I know a thing or two about dreams fostered by wide open landscapes, with a lot of sky and horizon. I’ve always felt that the plains invite visions which are taller than our little lives. For others, they feed a sense of lack. They may open our eyes to the significance of every small feature or object when there’s no scenic drama to distract from it, but also to our own smallness, our desire to not just see but also to be seen and, ultimately, remembered. Unattainable and everpresent, the horizon is a melancholy boundary, reminding us of our finite lot in what seems like infinity. For some, emptiness is hard to fill with dreams, and that has not necessarily to do with hardship. In Hungary, I used to hear people talking much more about what was lacking than what was there. The vast sweeping views under a huge sky mostly brought to mind the absence of mountains, lakes, and dark forests. My neighbour hoarded to compensate for a perceived lack. His stash, all his own behind a tall fence and a locked gate, was his shelter. He had created a private lair to protect him from the vastness of the sky, the ubiquity of the horizon, the possibilities lying dormant in an empty landscape. That was his private rebound. Perhaps it was this privacy which ate away at his sister and became a festering wound. She, after all, liked to share at least the evening sunshine and some songs and jokes and stories with her neighbours.

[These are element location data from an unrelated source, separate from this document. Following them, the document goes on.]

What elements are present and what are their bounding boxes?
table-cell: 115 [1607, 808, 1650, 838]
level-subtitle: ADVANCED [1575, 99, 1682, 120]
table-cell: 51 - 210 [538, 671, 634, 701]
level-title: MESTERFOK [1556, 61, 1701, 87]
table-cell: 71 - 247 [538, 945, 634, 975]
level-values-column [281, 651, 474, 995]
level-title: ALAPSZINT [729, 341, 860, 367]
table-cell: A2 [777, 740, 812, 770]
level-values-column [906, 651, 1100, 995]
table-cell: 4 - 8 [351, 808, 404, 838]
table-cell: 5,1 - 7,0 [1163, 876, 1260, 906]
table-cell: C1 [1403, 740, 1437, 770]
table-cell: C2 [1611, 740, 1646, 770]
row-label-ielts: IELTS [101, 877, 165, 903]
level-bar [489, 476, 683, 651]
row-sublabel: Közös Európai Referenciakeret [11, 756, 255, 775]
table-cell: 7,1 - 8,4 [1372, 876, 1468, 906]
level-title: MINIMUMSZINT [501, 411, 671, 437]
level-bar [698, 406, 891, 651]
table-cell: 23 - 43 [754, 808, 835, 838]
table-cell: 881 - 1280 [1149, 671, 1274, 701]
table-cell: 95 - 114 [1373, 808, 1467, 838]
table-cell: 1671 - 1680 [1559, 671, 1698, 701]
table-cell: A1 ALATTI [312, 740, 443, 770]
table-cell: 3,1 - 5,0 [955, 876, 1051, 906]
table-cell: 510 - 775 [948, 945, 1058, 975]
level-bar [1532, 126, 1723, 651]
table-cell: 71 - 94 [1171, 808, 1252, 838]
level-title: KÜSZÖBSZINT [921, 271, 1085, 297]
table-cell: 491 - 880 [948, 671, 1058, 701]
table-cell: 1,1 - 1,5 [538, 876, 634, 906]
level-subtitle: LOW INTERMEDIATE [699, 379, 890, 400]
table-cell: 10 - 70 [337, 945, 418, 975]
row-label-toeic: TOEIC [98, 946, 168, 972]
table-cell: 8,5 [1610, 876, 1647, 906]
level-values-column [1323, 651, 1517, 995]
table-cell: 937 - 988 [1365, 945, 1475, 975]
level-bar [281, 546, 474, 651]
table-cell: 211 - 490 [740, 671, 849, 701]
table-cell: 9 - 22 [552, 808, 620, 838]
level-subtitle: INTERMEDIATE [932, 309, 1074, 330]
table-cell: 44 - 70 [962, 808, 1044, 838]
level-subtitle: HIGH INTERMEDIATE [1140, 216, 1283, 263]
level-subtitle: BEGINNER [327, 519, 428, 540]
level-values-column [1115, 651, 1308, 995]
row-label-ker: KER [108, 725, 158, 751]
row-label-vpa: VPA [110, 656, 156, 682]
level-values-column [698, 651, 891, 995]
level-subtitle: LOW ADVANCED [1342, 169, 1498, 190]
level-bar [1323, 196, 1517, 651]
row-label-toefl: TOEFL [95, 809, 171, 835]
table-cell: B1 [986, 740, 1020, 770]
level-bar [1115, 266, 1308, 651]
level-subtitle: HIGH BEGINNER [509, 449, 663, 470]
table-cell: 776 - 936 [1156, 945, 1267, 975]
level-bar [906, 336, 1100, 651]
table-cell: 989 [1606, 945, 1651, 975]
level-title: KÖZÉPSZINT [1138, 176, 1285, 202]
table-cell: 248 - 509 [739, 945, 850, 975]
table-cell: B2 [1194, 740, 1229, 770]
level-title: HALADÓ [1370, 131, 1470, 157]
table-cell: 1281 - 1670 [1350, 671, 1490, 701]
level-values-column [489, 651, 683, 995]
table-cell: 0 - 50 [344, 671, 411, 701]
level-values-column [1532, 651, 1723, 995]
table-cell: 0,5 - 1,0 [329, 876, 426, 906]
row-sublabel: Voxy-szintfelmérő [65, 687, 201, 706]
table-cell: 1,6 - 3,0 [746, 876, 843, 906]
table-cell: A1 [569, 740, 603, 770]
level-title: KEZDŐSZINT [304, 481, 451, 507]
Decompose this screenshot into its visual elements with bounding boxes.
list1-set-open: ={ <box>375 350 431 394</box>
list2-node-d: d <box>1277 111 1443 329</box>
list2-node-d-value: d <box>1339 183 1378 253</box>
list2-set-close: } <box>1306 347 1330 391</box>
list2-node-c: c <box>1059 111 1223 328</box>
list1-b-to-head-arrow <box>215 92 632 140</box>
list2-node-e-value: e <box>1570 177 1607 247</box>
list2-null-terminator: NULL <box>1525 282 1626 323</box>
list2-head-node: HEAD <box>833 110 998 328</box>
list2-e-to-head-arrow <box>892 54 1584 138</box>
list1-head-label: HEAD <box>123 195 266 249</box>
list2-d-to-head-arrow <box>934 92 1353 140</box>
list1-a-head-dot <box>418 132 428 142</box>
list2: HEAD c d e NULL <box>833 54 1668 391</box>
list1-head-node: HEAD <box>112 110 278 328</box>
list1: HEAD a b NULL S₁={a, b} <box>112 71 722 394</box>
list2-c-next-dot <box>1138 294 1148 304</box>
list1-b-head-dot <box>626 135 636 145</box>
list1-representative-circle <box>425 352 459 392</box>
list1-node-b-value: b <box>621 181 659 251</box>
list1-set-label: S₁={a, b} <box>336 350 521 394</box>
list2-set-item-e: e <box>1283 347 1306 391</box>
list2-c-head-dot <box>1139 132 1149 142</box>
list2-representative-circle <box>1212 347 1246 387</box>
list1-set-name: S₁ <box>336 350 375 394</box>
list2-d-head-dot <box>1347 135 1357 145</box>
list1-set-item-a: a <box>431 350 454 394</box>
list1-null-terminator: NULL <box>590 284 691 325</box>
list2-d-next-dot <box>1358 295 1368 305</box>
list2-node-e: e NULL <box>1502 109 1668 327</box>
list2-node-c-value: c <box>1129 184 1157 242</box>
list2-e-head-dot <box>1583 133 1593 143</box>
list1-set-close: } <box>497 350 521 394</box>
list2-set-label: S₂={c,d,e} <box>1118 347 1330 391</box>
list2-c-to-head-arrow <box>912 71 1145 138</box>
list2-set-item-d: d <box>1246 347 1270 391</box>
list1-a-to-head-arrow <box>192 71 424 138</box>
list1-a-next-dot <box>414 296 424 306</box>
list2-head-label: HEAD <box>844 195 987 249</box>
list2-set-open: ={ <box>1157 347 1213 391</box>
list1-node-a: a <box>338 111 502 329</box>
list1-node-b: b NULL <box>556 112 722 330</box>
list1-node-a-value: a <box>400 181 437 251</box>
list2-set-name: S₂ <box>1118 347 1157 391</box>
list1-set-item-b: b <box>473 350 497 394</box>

Sharing is perhaps the greatest need and yet apparently so difficult to articulate. The idea of sharing was at the heart of Karl Göran’s project. The rebound was meant to be a communal place. His effort and labour and determination served to salvage a sense of community which was evaporating. He may have also sought to assuage his own loneliness by creating a place for others, but that’s not really relevant. He sensed a general need and grasped a vision and tried with his own hands to transform it into something tangible and visible, a material reality one couldn’t ignore. All the beauty is in his commitment to an ideal: Shelter and solidarity. Function and spirit hand in hand.